Zero Hora – Thames Film (1986) será exibido num barco sobre o Guaíba. Você já apresentou esse filme em outro lugar que não Londres, ou o Rio Tâmisa? O quanto de suas reflexões mudam com a exibição em outros lugares?

William Raban – O filme já foi mostrado em vários locais, mas nunca da forma como será visto no Guaíba. Thames Film é sobre a relação de Londres com o mar e o próprio rio que atravessa a cidade. Imagino que o público terá uma experiência diferente assistindo-o dentro de um barco em Porto Alegre. É uma grande ideia apresentá-lo assim.

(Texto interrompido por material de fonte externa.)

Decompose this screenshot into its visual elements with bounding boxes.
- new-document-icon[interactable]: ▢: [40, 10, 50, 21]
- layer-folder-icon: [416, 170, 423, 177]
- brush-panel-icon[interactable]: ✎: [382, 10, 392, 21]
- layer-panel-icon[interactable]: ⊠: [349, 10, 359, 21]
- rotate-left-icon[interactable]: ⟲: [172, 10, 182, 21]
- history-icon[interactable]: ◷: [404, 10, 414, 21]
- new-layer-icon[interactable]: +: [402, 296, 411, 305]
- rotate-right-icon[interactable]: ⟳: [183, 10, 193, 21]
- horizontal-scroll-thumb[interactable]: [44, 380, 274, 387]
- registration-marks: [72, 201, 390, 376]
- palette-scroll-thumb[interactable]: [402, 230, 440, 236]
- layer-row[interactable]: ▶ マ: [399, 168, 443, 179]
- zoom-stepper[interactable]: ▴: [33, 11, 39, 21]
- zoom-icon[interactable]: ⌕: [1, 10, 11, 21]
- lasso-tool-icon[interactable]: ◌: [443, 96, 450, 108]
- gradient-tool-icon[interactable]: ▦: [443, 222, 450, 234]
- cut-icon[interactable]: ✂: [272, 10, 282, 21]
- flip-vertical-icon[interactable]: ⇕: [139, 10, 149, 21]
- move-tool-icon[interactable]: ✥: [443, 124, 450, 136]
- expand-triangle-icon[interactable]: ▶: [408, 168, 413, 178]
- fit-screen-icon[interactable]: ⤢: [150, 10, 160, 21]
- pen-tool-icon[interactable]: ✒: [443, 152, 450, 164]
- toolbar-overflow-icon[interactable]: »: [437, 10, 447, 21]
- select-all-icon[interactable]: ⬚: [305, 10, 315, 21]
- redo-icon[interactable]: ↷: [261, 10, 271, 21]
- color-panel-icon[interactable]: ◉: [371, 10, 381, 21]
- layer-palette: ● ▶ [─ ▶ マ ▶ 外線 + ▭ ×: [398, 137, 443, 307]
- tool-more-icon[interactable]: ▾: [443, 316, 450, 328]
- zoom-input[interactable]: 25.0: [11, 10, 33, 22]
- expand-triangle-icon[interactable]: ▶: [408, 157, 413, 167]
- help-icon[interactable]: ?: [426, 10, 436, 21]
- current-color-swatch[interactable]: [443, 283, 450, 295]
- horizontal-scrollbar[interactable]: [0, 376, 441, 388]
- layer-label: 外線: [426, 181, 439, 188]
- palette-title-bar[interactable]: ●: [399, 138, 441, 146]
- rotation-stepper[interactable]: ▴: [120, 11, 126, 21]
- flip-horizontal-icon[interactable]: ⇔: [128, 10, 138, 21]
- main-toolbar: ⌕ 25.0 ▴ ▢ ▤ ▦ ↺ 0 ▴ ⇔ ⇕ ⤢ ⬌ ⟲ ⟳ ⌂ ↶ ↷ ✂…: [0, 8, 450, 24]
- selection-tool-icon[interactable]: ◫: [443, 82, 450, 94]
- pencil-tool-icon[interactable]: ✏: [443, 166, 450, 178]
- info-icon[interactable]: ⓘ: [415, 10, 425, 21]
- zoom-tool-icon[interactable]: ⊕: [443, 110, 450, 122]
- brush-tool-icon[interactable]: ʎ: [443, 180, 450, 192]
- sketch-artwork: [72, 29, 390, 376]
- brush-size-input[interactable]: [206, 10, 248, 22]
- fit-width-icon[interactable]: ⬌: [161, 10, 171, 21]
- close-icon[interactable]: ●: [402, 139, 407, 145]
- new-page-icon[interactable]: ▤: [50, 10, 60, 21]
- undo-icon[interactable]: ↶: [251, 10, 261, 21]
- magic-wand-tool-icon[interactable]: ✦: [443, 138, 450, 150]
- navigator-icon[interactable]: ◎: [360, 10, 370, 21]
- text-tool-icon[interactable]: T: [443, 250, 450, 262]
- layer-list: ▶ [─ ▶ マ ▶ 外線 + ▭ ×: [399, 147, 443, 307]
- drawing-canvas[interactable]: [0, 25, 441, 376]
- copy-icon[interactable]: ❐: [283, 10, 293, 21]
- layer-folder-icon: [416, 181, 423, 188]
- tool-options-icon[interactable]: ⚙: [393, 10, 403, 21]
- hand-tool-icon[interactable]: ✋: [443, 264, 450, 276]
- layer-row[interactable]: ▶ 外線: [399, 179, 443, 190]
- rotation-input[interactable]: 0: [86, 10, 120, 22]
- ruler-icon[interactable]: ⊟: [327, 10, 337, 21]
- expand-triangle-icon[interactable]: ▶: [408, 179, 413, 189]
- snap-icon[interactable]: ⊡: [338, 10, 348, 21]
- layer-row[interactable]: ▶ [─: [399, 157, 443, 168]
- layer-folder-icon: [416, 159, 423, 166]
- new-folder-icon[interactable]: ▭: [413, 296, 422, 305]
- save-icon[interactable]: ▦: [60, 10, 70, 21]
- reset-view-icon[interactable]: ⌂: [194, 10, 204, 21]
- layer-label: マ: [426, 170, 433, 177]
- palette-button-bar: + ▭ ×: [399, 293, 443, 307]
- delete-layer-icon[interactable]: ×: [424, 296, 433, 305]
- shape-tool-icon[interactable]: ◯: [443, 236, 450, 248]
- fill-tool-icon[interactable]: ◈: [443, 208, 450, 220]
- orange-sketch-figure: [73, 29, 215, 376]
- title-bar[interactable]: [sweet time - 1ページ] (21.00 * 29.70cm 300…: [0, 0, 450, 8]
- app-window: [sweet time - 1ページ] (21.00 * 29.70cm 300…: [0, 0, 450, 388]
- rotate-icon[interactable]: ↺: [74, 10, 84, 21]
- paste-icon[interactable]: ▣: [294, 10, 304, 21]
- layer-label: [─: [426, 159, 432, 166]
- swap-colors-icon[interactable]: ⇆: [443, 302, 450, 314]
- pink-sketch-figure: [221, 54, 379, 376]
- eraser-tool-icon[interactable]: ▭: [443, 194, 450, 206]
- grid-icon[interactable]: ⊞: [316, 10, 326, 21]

Estou curioso para saber como ele vai ser absorvido pelas pessoas, espero que a comunicação que se estabeleça seja boa.

ZH – O que podemos esperar do inédito Time and the Wave?

Raban – Terminei de montar o filme na semana passada. Vi tantas vezes aquelas imagens que não tenho mais o distanciamento crítico para analisá-las. Além disso, meu trabalho não é dizer algo, e sim mostrar. O que espero, no entanto, é que o público perceba o viés político de Time and the Wave. O registro dos acontecimentos que tiveram lugar em Londres no último ano, entre eles a celebração do Jubileu de Diamante da Rainha Elizabeth e os funerais de Margaret Thatcher, tentam demonstrar o quão impotentes as pessoas estão. Nós somos seduzidos pelo entretenimento de massas, vendo televisão, jogando videogame ou assistindo às produções de Hollywood. A sociedade, em geral, é formada por espectadores passivos. Nos meus filmes, tento falar sobre isso. Mas preciso que o público tenha engajamento suficiente para se tornar participante ativo na construção do significado do que está vendo.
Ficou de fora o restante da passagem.